FIG. 1 is a perspective view of a shadow mask structure according to an embodiment of the present invention, FIG. 2 is a cross-sectional view showing a method of manufacturing the shadow mask structure shown in FIG. 1, and FIG. 3 is a diagram illustrating the shadow mask of FIG. FIG. 4 is a sectional view showing a method of forming an oxide film on a frame. 1 ... frame, 2 ... spring, 3 ... shadow mask, 3a ... hole, 9 ... panel, 10 ... stud pin, 11 ... furnace, 12 ... heating element, 13 ... gas.

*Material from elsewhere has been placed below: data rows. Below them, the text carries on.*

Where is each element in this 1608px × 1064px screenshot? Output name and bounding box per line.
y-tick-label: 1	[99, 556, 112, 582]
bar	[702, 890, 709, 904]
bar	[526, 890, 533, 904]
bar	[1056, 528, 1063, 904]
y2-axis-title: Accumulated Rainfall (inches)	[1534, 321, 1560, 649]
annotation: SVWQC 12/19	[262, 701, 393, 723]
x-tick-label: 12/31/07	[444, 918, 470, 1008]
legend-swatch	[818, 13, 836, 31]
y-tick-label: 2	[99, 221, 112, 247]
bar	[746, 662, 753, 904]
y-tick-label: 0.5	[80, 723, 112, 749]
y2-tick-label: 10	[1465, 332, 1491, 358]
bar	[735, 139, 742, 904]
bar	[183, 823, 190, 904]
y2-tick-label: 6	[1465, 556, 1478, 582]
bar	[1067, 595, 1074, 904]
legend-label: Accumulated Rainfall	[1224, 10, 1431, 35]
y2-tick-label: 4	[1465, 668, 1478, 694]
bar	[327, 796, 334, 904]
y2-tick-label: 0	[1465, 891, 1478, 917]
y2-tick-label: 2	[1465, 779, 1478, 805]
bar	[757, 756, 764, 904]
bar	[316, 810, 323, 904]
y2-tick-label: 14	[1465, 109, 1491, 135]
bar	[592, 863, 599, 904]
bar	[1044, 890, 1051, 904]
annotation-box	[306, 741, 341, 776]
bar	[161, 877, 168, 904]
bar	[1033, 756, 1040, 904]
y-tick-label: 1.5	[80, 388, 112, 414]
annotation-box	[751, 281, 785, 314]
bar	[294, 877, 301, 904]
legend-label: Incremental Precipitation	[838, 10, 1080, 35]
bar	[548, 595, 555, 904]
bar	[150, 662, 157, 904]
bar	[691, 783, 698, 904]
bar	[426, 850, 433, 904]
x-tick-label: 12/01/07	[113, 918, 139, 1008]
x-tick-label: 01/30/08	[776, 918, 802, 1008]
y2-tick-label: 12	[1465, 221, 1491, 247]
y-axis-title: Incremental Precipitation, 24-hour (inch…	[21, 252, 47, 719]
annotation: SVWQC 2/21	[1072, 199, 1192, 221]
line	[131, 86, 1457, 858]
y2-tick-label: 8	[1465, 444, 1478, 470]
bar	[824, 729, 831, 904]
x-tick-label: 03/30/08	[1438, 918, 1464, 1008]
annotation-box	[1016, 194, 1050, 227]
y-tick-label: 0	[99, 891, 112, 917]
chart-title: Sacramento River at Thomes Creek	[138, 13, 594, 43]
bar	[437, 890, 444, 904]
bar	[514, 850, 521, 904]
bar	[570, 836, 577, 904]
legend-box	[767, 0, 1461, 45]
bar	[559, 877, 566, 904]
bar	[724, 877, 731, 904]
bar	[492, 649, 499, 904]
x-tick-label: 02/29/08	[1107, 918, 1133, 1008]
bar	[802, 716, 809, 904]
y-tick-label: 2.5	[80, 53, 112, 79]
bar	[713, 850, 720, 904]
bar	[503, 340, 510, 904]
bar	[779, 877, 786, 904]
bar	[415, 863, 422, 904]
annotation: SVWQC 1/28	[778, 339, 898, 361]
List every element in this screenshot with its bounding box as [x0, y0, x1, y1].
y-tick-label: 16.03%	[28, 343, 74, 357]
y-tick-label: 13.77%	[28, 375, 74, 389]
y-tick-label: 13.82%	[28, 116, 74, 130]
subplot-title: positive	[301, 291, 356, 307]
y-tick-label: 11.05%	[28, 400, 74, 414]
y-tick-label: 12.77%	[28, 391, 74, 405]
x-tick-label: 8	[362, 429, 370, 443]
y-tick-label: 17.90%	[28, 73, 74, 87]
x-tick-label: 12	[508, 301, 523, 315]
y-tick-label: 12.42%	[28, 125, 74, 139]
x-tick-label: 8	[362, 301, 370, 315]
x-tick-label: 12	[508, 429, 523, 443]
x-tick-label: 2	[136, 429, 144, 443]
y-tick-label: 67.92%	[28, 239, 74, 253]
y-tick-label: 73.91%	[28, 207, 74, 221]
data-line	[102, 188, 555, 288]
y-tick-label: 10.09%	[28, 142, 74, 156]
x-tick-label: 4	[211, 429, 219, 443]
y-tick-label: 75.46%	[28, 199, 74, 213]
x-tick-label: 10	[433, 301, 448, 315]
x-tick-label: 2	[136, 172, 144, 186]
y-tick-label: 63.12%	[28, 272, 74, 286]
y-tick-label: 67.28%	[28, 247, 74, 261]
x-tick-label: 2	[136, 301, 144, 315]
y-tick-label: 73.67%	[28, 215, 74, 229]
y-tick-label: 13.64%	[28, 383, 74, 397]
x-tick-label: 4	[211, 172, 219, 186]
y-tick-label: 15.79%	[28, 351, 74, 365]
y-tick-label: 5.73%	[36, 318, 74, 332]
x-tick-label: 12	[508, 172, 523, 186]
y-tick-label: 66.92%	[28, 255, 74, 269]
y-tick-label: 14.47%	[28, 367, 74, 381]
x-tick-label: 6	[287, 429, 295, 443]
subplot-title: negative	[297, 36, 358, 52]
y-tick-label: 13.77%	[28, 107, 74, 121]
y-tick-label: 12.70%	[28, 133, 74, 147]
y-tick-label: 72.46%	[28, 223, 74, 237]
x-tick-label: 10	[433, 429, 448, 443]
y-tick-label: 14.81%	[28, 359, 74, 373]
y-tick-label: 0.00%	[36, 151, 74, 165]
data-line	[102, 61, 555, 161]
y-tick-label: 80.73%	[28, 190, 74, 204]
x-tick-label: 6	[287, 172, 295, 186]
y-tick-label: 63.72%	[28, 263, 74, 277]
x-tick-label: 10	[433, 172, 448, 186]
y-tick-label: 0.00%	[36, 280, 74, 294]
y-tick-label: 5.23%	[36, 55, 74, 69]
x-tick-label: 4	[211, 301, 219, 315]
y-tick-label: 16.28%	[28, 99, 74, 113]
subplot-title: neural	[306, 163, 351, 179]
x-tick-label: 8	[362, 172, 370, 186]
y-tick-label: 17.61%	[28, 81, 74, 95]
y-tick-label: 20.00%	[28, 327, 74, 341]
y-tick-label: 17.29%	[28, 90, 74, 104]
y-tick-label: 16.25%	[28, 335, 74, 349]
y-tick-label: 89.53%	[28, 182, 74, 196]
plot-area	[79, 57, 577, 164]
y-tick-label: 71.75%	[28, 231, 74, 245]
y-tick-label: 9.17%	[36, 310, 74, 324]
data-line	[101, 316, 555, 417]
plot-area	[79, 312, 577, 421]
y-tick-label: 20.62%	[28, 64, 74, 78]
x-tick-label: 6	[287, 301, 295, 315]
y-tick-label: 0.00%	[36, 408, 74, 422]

Continuation of the front page (72) Inventor Kumada Politics 3300 Hayano, Mobara-shi, Chiba Pref. JP-A-59-173244 (JP, A) JP-A-63-13240 (JP) JP-A-57-134847 (JP, A) JP-A-55-64333 (JP, A) JP-A-59-152556 (JP, U) (58) Fields investigated (Int. Cl. ⁶ , DB Name) H01J 27/07 H01J 9/14 C23C 8/18 C23C 38/00

Claims (6)

(57) [Claims] A frame, a spring fixed to the frame and engaged with a stud pin embedded in a panel, and fixed to the frame in a state where tension is applied;
In a shadow mask assembly comprising a metal plate and a shadow mask having a large number of holes formed therein, the frame may be at room temperature to 45 mm.
Fe with an average coefficient of thermal expansion up to 0 ° C (8-13) × 10 ^-6 / ° C
A shadow mask structure comprising stainless steel containing Cr in an amount of 10 to 32 wt% as a main component, wherein the shadow mask is made of mild steel. 2. The stainless steel as the material of the frame,
2. The shadow mask structure according to claim 1, wherein the content of Ti is less than 1 wt%. 3. The frame according to claim 1, wherein said frame has an oxide film formed on a surface thereof.
The shadow mask structure according to any one of the preceding claims. 4. The shadow mask structure according to claim 1, wherein said frame has fine irregularities on the surface and an oxide film is formed on the surface. 5. The method according to claim 1, wherein said oxide film is made of Fe ₂ O ₃ , Fe ₃ O ₄ , FeO-CrO ₃ , Cr ₂ O ₃ from the surface of stainless steel which is a material of the frame. 5. The shadow mask structure according to claim 3 or 4, wherein 6. The shadow mask structure according to claim 4, wherein said unevenness is 10 to 50 μm.